The first place we lived on Park Point was a summer cottage . . . not meant for winter. We moved in March and it was COLD but we were healthy and just dressed warmer. The cottage was mostly open underneath, built on posts, the center one being quite a bit taller because all the floors slanted away from the center. In the kitchen a person rolled toward the window and climbed up to the sink. When dining we had a choice: Do you want to eat clutching the table to keep from falling over backward, or would you rather fall into your soup?
The interior walls were made of some type of pressed fibre not much thicker than carboard as they bent and buckled between battens. And the woodwork was a rough sawed lumber. Not exactly the Ritz! And all painted in shades of chocolate from bittersweet to cocoa which may sound tasteful but was, in fact, quite depressing. So the first thing I did was get permission to paint the kitchen . . . bright and sunny colors with flowers and scrolls around the window and over the sink. The cupboards consisted of a kitchen cabinet and open shelves on the wall. And there was a ice-box. One puts ice in the top; it melts and drips into a pan that slides undereath. Never having had any experiences with an ice-box before, I was always forgetting to empty that pan so it would over-flow and run into the low corner. Next thing, I would find the baby having a delightful swim in that pool.
Since we had moved to the Point to be near our boat, we used it every chance we got, usually going out on Friday after work and coming back Sunday night. The Lake Trout were plentiful so we often went to Knife River, fished around the Island, and tied up under the railroad bridge for the night. (The river is too shallow now but there was often another fish-boat in there, too.) Now our land-lady watched over our cottage like a mother with a sick child. She was usually on the other side of any window if we happened to peer out. So she would see the ice-box water in the kichen corner, use her key, and empty it . . . of course with a leture to me on proper care of an ice-box. I guess I am a slow learner because I so often forgot.

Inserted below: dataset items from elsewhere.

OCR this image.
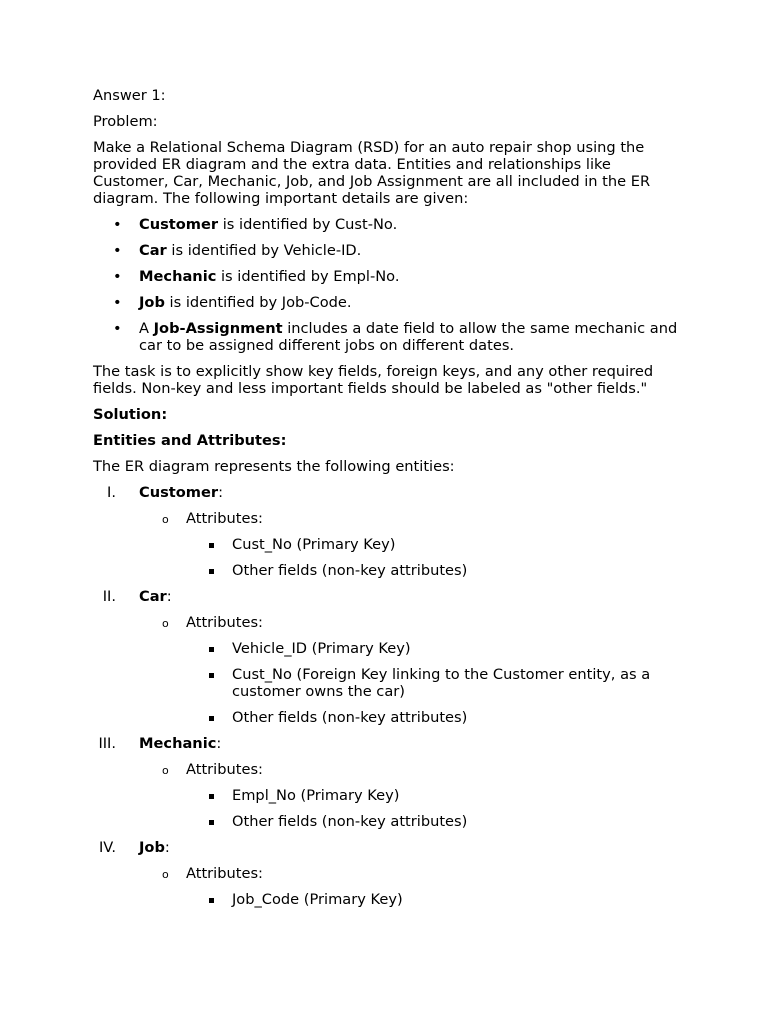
Answer 1:

Problem:

Make a Relational Schema Diagram (RSD) for an auto repair shop using the provided ER diagram and the extra data. Entities and relationships like Customer, Car, Mechanic, Job, and Job Assignment are all included in the ER diagram. The following important details are given:

• Customer is identified by Cust-No.
• Car is identified by Vehicle-ID.
• Mechanic is identified by Empl-No.
• Job is identified by Job-Code.
• A Job-Assignment includes a date field to allow the same mechanic and car to be assigned different jobs on different dates.

The task is to explicitly show key fields, foreign keys, and any other required fields. Non-key and less important fields should be labeled as "other fields."

Solution:

Entities and Attributes:

The ER diagram represents the following entities:

I. Customer:
o Attributes:
Cust_No (Primary Key)
Other fields (non-key attributes)
II. Car:
o Attributes:
Vehicle_ID (Primary Key)
Cust_No (Foreign Key linking to the Customer entity, as a customer owns the car)
Other fields (non-key attributes)
III. Mechanic:
o Attributes:
Empl_No (Primary Key)
Other fields (non-key attributes)
IV. Job:
o Attributes:
Job_Code (Primary Key)
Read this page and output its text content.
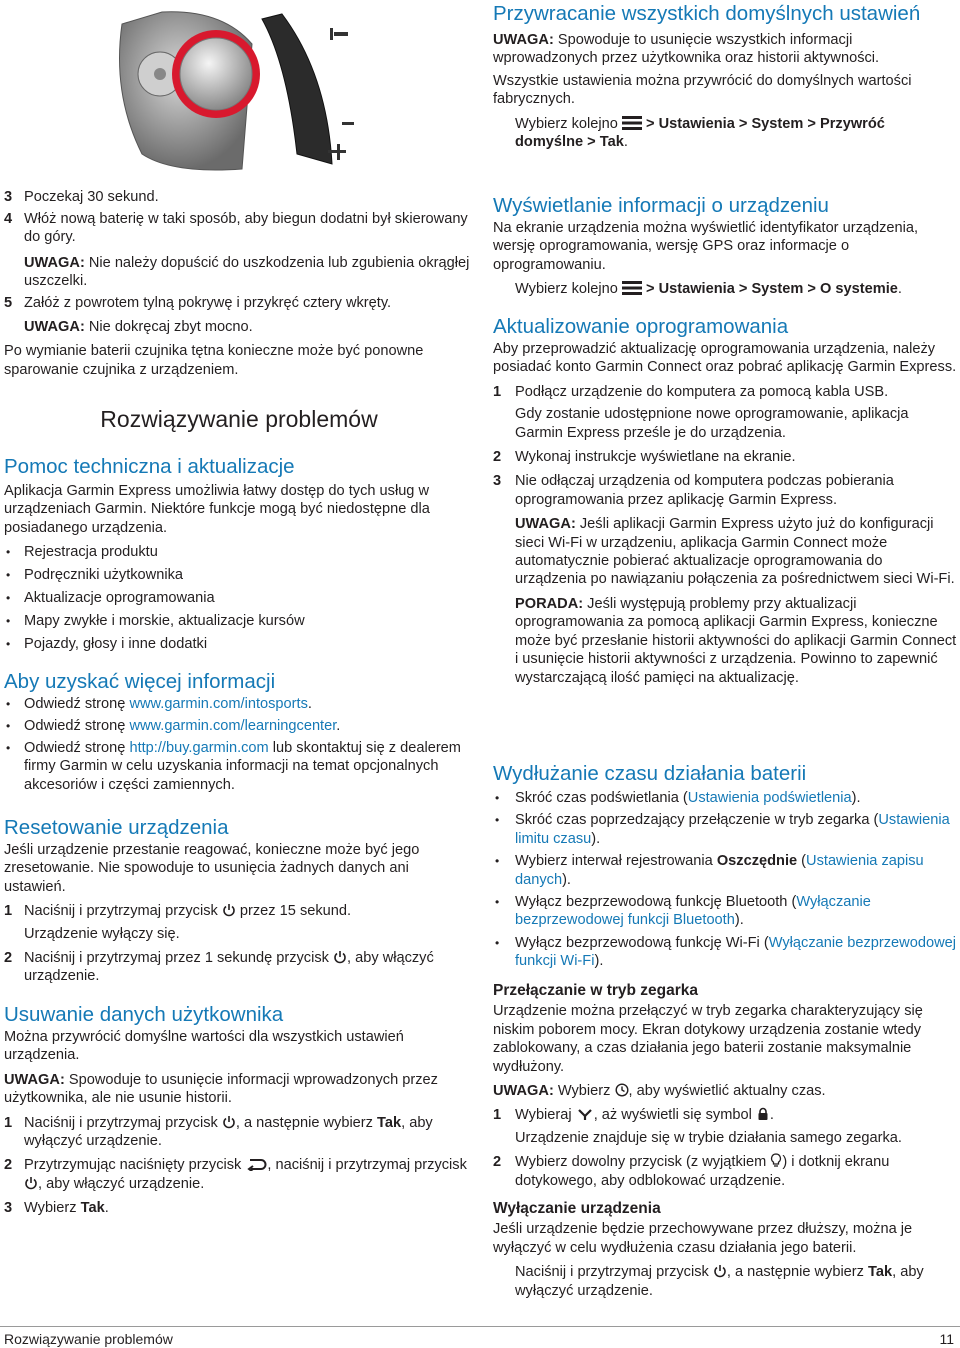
3 Poczekaj 30 sekund.
4 Włóż nową baterię w taki sposób, aby biegun dodatni był skierowany do góry.

UWAGA: Nie należy dopuścić do uszkodzenia lub zgubienia okrągłej uszczelki.

5 Załóż z powrotem tylną pokrywę i przykręć cztery wkręty.

UWAGA: Nie dokręcaj zbyt mocno.

Po wymianie baterii czujnika tętna konieczne może być ponowne sparowanie czujnika z urządzeniem.

Rozwiązywanie problemów
Pomoc techniczna i aktualizacje

Aplikacja Garmin Express umożliwia łatwy dostęp do tych usług w urządzeniach Garmin. Niektóre funkcje mogą być niedostępne dla posiadanego urządzenia.

• Rejestracja produktu
• Podręczniki użytkownika
• Aktualizacje oprogramowania
• Mapy zwykłe i morskie, aktualizacje kursów
• Pojazdy, głosy i inne dodatki
Aby uzyskać więcej informacji
• Odwiedź stronę www.garmin.com/intosports.
• Odwiedź stronę www.garmin.com/learningcenter.
• Odwiedź stronę http://buy.garmin.com lub skontaktuj się z dealerem firmy Garmin w celu uzyskania informacji na temat opcjonalnych akcesoriów i części zamiennych.

Resetowanie urządzenia

Jeśli urządzenie przestanie reagować, konieczne może być jego zresetowanie. Nie spowoduje to usunięcia żadnych danych ani ustawień.

1 Naciśnij i przytrzymaj przycisk  przez 15 sekund.

Urządzenie wyłączy się.

2 Naciśnij i przytrzymaj przez 1 sekundę przycisk , aby włączyć urządzenie.

Usuwanie danych użytkownika

Można przywrócić domyślne wartości dla wszystkich ustawień urządzenia.

UWAGA: Spowoduje to usunięcie informacji wprowadzonych przez użytkownika, ale nie usunie historii.

1 Naciśnij i przytrzymaj przycisk , a następnie wybierz Tak, aby wyłączyć urządzenie.

2 Przytrzymując naciśnięty przycisk , naciśnij i przytrzymaj przycisk , aby włączyć urządzenie.

3 Wybierz Tak.

Przywracanie wszystkich domyślnych ustawień

UWAGA: Spowoduje to usunięcie wszystkich informacji wprowadzonych przez użytkownika oraz historii aktywności.

Wszystkie ustawienia można przywrócić do domyślnych wartości fabrycznych.

Wybierz kolejno  > Ustawienia > System > Przywróć domyślne > Tak.

Wyświetlanie informacji o urządzeniu

Na ekranie urządzenia można wyświetlić identyfikator urządzenia, wersję oprogramowania, wersję GPS oraz informacje o oprogramowaniu.

Wybierz kolejno  > Ustawienia > System > O systemie.

Aktualizowanie oprogramowania

Aby przeprowadzić aktualizację oprogramowania urządzenia, należy posiadać konto Garmin Connect oraz pobrać aplikację Garmin Express.

1 Podłącz urządzenie do komputera za pomocą kabla USB.

Gdy zostanie udostępnione nowe oprogramowanie, aplikacja Garmin Express prześle je do urządzenia.

2 Wykonaj instrukcje wyświetlane na ekranie.

3 Nie odłączaj urządzenia od komputera podczas pobierania oprogramowania przez aplikację Garmin Express.

UWAGA: Jeśli aplikacji Garmin Express użyto już do konfiguracji sieci Wi‑Fi w urządzeniu, aplikacja Garmin Connect może automatycznie pobierać aktualizacje oprogramowania do urządzenia po nawiązaniu połączenia za pośrednictwem sieci Wi‑Fi.

PORADA: Jeśli występują problemy przy aktualizacji oprogramowania za pomocą aplikacji Garmin Express, konieczne może być przesłanie historii aktywności do aplikacji Garmin Connect i usunięcie historii aktywności z urządzenia. Powinno to zapewnić wystarczającą ilość pamięci na aktualizację.

Wydłużanie czasu działania baterii
• Skróć czas podświetlania (Ustawienia podświetlenia).

• Skróć czas poprzedzający przełączenie w tryb zegarka (Ustawienia limitu czasu).

• Wybierz interwał rejestrowania Oszczędnie (Ustawienia zapisu danych).

• Wyłącz bezprzewodową funkcję Bluetooth (Wyłączanie bezprzewodowej funkcji Bluetooth).

• Wyłącz bezprzewodową funkcję Wi‑Fi (Wyłączanie bezprzewodowej funkcji Wi‑Fi).

Przełączanie w tryb zegarka

Urządzenie można przełączyć w tryb zegarka charakteryzujący się niskim poborem mocy. Ekran dotykowy urządzenia zostanie wtedy zablokowany, a czas działania jego baterii zostanie maksymalnie wydłużony.

UWAGA: Wybierz , aby wyświetlić aktualny czas.

1 Wybieraj , aż wyświetli się symbol .

Urządzenie znajduje się w trybie działania samego zegarka.

2 Wybierz dowolny przycisk (z wyjątkiem ) i dotknij ekranu dotykowego, aby odblokować urządzenie.

Wyłączanie urządzenia

Jeśli urządzenie będzie przechowywane przez dłuższy, można je wyłączyć w celu wydłużenia czasu działania jego baterii.

Naciśnij i przytrzymaj przycisk , a następnie wybierz Tak, aby wyłączyć urządzenie.

Rozwiązywanie problemów	11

One evening we heard the splashing of the water and there was our daughter in the pool again. "Damit. I always seem to forget." Bill said he would fix it once and for all . . .so he got out his trusty .44 and shot a neat, round hole in the corner! The water gurgled out into the sand and that was that! We never had that problem again.
AND . . . the land-lady never saw a puddle in the corner again so complimented me on finally managing to learn to take care of a simple thing like an ice-box!